SABAHI, ÖĞLENİ, AKŞAMI BAŞKA
Yanınızda bir eskort olması sorun yarattı mı?
- Rotamız belli olduğu için seyahat programında bir terslik olmadı. Sadece bize eşlik edenler zaman zaman çok komik oluyordu. Bazen de çok korktuklarımız oldu. Biri kavruk delikanlı, saf saf gariban hikayeler anlatıyor; öbürü ‘Önce bir kızı kaçırdım, sonra onu kestim, sonra da annemi vs.’ diye anlatıyordu. Bir kere de bizi emanetine alan bedevi bizi ne zaman kesecek acaba diye bekledik valla...
Bedevilerin ağırlaması nasıldı?
- Çok güzeldi aslında. Çadır kamplarda yaşıyorlar. Kadınlar hizmet ediyor ve çalışıyor. Çölde çünkü inanılmaz iyi bir yön bulma becerileri var. Çöl dediğim yerde yol falan yok. Basbayağı kum tepelerinin üzerinde gidiyorsunuz. İlk çöl geçişimiz üç gün sürdü. İki ciple gidiyorsunuz. Biri bozulursa yola öbürüyle devam etmek için. Çok çok güzel manzaralar gördüm. Sabahı, öğleni, akşamı anlatılacak gibi değil. Gidip görmeniz lazım.
Başka nereleri hoşunuza gitti Yemen’in?
- Marib ve Tarim arası çok güzel. Kerpiç mimarinin çok güzel örnekleri var. Marib de bunlardan biri ama terk edilmiş. Yemen’deki iç savaş döneminde boşaltılmış. Burada bir de dev güneş saati var. Çölde bir şehirden diğerine giderken bazı noktalarda jeneratörle soğutulmuş su satıyorlar. Tarim civarında komik bir mimari var. Buradan Avustralya’ya gidenler olmuş. Geri döndüklerindeki koloniyal stilde kerpiç saraylar yapmışlar. Bir de Al Hajrayn diye bir köye gittik. Bir dağın tepesine kayaların üzerine kurmuşlar, çok vahşi bir görüntüsü var. Orada Bin Ladin’in akrabaları yaşıyormuş..
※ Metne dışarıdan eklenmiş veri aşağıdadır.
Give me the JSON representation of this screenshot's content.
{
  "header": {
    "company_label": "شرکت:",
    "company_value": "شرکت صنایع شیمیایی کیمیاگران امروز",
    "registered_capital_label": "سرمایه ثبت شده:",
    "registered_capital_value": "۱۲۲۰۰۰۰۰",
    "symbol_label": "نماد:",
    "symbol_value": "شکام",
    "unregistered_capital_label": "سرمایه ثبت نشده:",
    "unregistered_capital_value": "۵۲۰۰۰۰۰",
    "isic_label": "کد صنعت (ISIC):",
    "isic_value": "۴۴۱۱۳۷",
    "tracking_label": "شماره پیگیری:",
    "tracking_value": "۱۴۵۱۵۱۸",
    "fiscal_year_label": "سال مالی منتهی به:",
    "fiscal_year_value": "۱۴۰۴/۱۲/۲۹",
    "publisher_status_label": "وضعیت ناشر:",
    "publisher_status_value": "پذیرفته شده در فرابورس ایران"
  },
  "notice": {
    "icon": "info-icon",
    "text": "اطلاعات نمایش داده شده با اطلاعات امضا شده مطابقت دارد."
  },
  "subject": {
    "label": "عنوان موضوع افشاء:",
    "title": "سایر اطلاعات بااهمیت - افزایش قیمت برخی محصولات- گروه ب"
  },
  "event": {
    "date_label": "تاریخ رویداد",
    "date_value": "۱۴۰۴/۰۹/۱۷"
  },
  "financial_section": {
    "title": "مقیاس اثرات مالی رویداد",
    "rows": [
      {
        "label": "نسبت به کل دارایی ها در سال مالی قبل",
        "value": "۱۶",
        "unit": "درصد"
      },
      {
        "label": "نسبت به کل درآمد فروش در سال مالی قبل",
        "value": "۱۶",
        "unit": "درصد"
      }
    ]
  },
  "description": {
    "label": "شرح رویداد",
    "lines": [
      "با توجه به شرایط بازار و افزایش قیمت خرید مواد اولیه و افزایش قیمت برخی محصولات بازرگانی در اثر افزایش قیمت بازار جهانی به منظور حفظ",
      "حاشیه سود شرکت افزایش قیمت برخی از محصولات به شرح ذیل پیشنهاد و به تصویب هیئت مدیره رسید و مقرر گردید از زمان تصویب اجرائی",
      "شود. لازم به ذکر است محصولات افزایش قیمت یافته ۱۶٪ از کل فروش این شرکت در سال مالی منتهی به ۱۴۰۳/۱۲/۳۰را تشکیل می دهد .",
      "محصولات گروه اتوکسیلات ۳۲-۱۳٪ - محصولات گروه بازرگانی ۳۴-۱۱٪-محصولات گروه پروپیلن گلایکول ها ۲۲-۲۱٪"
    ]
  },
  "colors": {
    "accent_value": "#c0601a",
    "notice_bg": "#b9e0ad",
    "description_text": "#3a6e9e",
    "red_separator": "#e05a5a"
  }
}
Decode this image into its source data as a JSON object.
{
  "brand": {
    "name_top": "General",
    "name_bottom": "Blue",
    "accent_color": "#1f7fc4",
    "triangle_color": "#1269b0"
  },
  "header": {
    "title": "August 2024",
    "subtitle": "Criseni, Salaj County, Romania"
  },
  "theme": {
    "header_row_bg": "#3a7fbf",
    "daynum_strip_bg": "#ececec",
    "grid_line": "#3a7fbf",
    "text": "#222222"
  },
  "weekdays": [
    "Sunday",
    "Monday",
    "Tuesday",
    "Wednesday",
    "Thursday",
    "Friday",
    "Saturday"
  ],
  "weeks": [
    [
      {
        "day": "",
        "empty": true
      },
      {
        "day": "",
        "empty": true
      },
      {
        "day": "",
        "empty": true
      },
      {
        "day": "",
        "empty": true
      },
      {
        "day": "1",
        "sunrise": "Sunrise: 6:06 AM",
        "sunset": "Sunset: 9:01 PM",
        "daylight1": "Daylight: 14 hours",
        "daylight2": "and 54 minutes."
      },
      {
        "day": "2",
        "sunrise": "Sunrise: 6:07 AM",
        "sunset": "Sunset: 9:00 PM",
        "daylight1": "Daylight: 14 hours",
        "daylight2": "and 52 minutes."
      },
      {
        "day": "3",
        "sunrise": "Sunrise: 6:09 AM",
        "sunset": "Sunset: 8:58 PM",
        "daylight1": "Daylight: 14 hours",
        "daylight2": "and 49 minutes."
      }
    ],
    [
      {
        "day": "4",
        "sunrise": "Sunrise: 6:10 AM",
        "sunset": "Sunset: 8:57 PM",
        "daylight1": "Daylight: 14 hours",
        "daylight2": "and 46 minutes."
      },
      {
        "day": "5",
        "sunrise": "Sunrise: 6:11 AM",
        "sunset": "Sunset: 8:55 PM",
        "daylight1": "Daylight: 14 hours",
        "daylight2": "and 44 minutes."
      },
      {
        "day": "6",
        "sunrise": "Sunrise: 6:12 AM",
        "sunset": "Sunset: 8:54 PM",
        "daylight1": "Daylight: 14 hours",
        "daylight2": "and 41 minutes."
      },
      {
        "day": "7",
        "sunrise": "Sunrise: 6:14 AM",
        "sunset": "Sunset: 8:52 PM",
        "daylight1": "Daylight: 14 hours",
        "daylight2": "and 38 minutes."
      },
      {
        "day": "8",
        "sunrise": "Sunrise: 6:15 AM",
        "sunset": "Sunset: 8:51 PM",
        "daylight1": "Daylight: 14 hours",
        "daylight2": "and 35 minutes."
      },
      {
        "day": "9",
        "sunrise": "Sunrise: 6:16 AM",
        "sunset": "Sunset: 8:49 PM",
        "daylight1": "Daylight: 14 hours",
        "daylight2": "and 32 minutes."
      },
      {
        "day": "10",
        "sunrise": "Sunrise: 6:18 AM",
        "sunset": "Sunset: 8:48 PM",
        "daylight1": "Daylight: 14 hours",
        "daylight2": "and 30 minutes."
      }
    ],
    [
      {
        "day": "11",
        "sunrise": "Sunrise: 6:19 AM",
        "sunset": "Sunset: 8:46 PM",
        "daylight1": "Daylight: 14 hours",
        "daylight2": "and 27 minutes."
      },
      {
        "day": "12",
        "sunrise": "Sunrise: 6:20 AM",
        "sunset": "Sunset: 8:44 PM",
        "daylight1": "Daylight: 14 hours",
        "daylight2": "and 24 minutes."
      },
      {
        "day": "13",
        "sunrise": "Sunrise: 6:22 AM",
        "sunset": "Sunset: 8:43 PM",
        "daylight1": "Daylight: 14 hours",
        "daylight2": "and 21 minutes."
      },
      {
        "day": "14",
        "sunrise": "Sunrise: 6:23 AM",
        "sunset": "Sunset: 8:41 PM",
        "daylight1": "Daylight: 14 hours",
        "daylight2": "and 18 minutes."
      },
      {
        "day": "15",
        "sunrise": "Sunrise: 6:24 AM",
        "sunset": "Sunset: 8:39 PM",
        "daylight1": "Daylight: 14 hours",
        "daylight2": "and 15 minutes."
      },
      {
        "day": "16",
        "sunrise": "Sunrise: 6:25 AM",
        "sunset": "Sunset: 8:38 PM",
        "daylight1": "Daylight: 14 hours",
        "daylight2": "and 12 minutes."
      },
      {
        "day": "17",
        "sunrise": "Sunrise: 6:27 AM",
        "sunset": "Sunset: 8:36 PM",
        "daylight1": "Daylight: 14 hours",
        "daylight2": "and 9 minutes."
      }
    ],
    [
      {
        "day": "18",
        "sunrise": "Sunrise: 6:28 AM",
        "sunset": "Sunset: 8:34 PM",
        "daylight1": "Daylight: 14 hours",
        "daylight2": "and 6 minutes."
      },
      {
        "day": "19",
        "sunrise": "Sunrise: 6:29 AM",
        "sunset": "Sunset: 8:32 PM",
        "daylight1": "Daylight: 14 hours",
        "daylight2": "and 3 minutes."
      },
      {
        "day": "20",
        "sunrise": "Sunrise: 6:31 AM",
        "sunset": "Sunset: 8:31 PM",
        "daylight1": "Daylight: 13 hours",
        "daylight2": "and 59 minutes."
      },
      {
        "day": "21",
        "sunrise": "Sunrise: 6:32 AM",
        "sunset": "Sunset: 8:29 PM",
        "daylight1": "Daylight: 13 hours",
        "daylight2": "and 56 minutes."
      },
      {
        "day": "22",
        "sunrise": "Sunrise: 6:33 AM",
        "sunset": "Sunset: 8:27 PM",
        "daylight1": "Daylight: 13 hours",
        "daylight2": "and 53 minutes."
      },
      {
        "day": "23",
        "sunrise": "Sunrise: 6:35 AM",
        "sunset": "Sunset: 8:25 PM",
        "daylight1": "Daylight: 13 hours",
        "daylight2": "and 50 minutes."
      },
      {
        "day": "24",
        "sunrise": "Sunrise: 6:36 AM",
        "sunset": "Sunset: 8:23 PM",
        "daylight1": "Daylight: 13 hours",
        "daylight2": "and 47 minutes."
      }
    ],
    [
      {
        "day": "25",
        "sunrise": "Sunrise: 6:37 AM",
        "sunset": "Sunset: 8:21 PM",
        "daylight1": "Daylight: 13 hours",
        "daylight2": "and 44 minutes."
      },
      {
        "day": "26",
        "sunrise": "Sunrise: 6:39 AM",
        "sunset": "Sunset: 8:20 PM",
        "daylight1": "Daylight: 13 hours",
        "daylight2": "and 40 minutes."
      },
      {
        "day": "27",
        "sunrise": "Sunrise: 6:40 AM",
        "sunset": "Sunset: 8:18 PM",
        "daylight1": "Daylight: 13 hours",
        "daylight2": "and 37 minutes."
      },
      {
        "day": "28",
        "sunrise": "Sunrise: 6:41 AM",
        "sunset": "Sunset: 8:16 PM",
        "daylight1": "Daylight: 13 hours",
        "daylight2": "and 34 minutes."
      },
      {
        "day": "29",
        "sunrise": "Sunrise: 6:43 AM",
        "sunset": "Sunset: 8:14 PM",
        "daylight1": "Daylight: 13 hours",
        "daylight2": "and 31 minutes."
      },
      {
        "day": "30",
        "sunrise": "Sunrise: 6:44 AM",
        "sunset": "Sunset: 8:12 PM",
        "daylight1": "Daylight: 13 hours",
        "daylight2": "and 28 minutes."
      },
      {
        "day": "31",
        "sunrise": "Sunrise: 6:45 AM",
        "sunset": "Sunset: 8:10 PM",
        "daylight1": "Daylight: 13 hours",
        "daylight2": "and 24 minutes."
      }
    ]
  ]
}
Deniz kenarında hayat nasıl?
- O bölge volkanik olduğu için doğası çok enteresan. Çöl, volkan ve denizin yeşili iç içe girmiş. Krater göllerinde suyun rengi o kadar yeşil ki, gerçek değil gibi. Doğası güzel ama hayat ve şehirlerin yapısı çok bozulmuş. Harika bir denizi var ama giren yok.
En sevdiği 5 yer
Yemen Fez şehri (Fas) Mostar
YEMEN NEREDE?
Yemen, Arap Yarımadasında Suudi Arabistan’ın güneyinde, Umman’ın batısında. Kızıldeniz ve Aden Körfezi’ne kıyısı var.
seyahatte ne okuyor
Gitmeden önce okuyor, seyahatte okumuyor.
ne dinliyor
Yolculukta nadiren müzik dinliyor. Onlar da oranın müzikleri oluyor.
ne yiyor, ne içiyor
Yöresel yemekleri mutlaka tadıyor.
ne giyiyor
Rahat giyinmeyi seviyor. Kot pantolon, spor ayakkabı.
nerede kalıyor
Halkın içinde olan, lüks olmayan otelleri seviyor.
neyle seyahat ediyor
En çok yürümeyi seviyor. Çünkü bol bol fotoğraf çekiyor.
kimle seyahat ediyor
Yalnız geziyor çünkü seyahat programına bağlı kalmayı sevmiyor. Ama uzun süre yalnız olunca da sıkılıyor. Bazen gittiği yerlerde bir iki günlüğüne yol arkadaşları ediniyor.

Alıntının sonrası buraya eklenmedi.